Hi,
Das ist hier im Rechtsbrett bestenfalls zweirangig.
Außerdem schrieb ich, daß meine Einschätzung letztlich von der
genauen Situation vor Ort abhängt - es sind also durchaus
Situationen denkbar, in denen ich auch für Abschleppen
plädieren würde.
Das mag sein, aber ich halte deine Einstellung, dass das ein
Problem der Posterin ist, wenn sie im Kostümchen nicht an der
Beifahrerseite einsteigen kann/will, für ziemlich arrogant und
egoistisch.
Kann sein, aber hey, man kann nicht auf jeden Rücksicht nehmen.
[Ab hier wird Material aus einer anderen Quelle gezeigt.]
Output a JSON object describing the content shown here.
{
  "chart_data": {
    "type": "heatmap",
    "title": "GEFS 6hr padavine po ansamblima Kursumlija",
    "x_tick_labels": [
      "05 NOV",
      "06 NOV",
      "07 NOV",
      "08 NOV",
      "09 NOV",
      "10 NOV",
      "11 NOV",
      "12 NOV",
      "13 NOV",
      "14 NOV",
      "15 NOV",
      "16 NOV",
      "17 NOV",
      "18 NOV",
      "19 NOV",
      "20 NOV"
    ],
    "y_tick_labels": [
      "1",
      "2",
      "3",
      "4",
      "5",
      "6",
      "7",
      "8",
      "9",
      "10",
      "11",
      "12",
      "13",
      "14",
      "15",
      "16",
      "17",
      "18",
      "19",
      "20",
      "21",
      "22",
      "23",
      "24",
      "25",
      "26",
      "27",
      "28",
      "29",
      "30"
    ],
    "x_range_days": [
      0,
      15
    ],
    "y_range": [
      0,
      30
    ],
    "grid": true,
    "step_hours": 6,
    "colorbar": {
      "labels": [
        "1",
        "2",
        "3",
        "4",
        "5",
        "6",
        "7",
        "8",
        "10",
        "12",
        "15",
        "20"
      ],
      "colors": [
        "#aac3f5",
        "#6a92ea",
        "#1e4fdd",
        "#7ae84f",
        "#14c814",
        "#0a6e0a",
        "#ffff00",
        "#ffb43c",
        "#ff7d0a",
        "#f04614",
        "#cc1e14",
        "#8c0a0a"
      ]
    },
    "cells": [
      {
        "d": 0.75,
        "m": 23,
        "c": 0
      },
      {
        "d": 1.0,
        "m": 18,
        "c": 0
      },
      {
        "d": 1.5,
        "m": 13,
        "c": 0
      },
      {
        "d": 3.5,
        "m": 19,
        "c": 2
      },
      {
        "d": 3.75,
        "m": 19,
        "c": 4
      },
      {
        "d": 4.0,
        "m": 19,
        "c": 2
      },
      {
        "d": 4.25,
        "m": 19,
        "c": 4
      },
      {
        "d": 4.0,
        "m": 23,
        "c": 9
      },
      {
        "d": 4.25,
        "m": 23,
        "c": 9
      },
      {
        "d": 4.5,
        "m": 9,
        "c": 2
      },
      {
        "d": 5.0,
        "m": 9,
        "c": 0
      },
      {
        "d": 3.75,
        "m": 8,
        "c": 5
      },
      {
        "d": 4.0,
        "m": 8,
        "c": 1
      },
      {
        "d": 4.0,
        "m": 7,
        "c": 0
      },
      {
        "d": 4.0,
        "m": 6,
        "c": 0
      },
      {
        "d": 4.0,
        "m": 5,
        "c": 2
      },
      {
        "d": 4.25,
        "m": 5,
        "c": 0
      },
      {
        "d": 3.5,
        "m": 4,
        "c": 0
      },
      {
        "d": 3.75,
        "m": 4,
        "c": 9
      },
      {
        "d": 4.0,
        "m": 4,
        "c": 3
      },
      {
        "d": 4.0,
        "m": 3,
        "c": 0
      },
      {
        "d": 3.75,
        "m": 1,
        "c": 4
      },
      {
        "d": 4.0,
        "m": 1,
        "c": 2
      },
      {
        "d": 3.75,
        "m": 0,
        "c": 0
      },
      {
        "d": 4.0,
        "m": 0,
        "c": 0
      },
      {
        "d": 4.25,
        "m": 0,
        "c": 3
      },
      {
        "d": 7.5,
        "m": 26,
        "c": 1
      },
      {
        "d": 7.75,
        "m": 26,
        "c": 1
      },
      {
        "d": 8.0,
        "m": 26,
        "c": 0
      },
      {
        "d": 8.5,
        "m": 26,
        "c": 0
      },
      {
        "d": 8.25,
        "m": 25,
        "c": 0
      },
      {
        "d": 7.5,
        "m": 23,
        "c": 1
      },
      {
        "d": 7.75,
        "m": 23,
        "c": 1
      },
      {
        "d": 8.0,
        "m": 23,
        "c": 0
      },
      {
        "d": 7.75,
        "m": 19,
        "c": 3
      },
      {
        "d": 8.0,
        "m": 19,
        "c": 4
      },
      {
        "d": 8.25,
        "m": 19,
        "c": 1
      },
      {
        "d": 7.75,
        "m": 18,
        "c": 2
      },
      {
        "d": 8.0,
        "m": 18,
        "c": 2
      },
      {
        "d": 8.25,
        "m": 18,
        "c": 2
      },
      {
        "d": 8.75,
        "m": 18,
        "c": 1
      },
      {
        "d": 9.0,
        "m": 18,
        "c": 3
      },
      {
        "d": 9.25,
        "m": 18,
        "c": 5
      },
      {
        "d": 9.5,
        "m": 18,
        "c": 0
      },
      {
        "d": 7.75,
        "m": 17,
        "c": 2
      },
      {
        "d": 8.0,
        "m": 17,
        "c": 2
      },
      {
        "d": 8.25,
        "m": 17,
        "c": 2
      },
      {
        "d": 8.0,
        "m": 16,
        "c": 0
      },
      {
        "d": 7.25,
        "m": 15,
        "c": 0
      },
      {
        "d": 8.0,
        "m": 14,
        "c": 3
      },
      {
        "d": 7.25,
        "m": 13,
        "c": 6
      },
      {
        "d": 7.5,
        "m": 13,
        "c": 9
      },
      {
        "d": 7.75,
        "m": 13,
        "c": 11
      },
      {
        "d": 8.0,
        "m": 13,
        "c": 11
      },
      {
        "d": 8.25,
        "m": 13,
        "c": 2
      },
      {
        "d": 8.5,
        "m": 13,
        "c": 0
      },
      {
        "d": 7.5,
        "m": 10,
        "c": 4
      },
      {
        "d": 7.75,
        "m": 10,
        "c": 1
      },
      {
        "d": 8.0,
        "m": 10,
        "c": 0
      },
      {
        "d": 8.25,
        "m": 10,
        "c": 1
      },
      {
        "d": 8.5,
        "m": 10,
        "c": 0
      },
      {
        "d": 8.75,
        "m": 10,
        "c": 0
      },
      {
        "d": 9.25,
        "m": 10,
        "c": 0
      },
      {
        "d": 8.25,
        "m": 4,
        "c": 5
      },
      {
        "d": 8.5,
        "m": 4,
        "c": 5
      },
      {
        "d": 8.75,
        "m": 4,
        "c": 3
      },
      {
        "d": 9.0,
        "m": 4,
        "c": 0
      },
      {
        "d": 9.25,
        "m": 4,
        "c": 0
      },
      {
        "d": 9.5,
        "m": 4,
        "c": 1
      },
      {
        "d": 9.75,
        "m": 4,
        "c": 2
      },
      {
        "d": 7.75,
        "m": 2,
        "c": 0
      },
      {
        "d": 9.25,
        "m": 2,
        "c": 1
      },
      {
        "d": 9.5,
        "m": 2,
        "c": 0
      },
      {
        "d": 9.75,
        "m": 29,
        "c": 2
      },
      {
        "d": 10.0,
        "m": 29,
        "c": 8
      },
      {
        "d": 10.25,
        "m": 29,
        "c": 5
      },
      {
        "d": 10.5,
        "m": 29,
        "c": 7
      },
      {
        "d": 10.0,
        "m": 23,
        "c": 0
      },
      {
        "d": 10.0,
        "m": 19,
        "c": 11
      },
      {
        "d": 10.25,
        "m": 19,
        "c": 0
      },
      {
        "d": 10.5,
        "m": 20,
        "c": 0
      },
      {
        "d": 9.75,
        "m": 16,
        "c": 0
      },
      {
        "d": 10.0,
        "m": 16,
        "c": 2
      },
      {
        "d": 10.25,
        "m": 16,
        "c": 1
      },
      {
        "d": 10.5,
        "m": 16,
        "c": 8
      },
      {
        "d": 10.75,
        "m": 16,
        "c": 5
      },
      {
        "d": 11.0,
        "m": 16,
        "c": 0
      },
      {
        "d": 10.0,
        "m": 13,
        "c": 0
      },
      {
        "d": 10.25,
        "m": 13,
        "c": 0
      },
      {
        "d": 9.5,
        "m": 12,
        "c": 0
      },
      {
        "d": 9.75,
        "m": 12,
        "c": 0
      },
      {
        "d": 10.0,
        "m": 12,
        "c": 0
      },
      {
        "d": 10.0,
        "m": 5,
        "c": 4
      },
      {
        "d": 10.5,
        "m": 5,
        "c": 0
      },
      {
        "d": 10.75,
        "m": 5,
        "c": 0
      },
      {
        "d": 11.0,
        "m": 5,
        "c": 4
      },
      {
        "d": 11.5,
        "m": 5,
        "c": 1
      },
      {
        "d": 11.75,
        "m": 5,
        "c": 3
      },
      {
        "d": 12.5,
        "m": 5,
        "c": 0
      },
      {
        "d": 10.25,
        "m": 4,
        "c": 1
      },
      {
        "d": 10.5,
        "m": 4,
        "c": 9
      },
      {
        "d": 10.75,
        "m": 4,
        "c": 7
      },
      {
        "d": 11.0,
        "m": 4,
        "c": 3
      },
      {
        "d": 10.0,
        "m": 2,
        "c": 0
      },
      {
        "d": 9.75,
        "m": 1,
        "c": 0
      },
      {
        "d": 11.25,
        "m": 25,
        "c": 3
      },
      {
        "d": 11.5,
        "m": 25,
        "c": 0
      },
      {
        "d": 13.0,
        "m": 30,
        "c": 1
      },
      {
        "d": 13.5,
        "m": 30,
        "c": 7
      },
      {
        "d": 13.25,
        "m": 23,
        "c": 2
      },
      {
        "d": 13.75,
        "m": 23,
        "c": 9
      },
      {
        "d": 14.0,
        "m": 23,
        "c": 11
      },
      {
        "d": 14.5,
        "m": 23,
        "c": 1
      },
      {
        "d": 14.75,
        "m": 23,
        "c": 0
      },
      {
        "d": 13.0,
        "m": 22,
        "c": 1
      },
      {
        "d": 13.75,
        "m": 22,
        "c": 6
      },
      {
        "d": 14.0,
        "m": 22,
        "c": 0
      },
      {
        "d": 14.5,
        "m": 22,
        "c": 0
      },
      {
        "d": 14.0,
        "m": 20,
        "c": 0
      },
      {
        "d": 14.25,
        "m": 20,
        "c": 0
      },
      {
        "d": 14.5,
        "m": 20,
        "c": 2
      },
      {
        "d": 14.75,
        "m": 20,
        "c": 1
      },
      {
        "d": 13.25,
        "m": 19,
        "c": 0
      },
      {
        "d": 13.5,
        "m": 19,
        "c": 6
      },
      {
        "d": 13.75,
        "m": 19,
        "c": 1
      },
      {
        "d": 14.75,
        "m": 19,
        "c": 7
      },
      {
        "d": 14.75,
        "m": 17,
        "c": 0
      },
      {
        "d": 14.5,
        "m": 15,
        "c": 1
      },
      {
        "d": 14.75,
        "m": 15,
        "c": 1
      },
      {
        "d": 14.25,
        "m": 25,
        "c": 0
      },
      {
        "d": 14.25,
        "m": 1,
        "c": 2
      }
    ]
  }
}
Die einzige Instanz, die man für solche Abwägungsfragen zu Hilfe holen kann, ist der sogenannte „gesunde Menschenverstand“. In meinem Fall sagt der mir, daß jemand, der sich durch die Wahl seiner Kleidung so stark einschränkt, selbst Schuld ist. Es geht hier schließlich nicht um das Bezwingen einer Steilwand, sondern schlicht darum, vom Beifahrersitz auf den Fahrersitz rüberzurutschen. Kein großer Akt, manche machen sowas während der Fahrt 
Richtiges Einparken? Wie asozial Du bist! Denk doch mal an
fette Leute, die nur in ihr Auto kommen, wenn sie die Tür bis
zum Anschlag öffnen können!
Hm, irgendwie finde ich schon allein den Ausdruck fette Leute
asozial.
Tatsächlich. Tja. Ich nicht.
Aber wenn tatsächlich ein schwergewichtiger Mensch
solche Probleme hat, dann kann er sich ja auch einen Parkplatz
suchen, der ihm genug Platz bietet, auch wenn das ein paar
Schritte mehr bedeutet.
Und genau selbiges gilt auch für Madamchen im Kostümchen.
„Kostümchen“ und „Frau“ sind für mich jedenfalls keine
stichhaltigen Argumente. Und wie gesagt, Parkraum ist überall
knapp, und Einsteigen über die Beifahrerseite nun wirklich
kein Akt. Ich würd sogar eher - wenngleich durchaus schimpfend
- durch den Kofferraum krabbeln, bevor ich auf die Idee käme,
die Polizei für sowas zu bemühen.
Ich stimme dir zu, ob nun Kostümchen und Frau oder Jeans und
Mann ist egal, die Polizei würde ich dafür auch nicht bemühen,
kann aber den Ärger absolut verstehen und finde sowas immer
noch asozial und rücksichtslos.
Da gibt’s andere Sachen, die ich erheblich schlimmer finde.
Und die ewige Forderung nach Rücksichtnahme wird auch gerne übertrieben. Letztlich ist jeder seines eigenen Glückes Schmied, und das, obwohl ich mich für einen durchaus sozial bewussten Menschen halte. Verhältnismäßigkeit ist das Stichwort.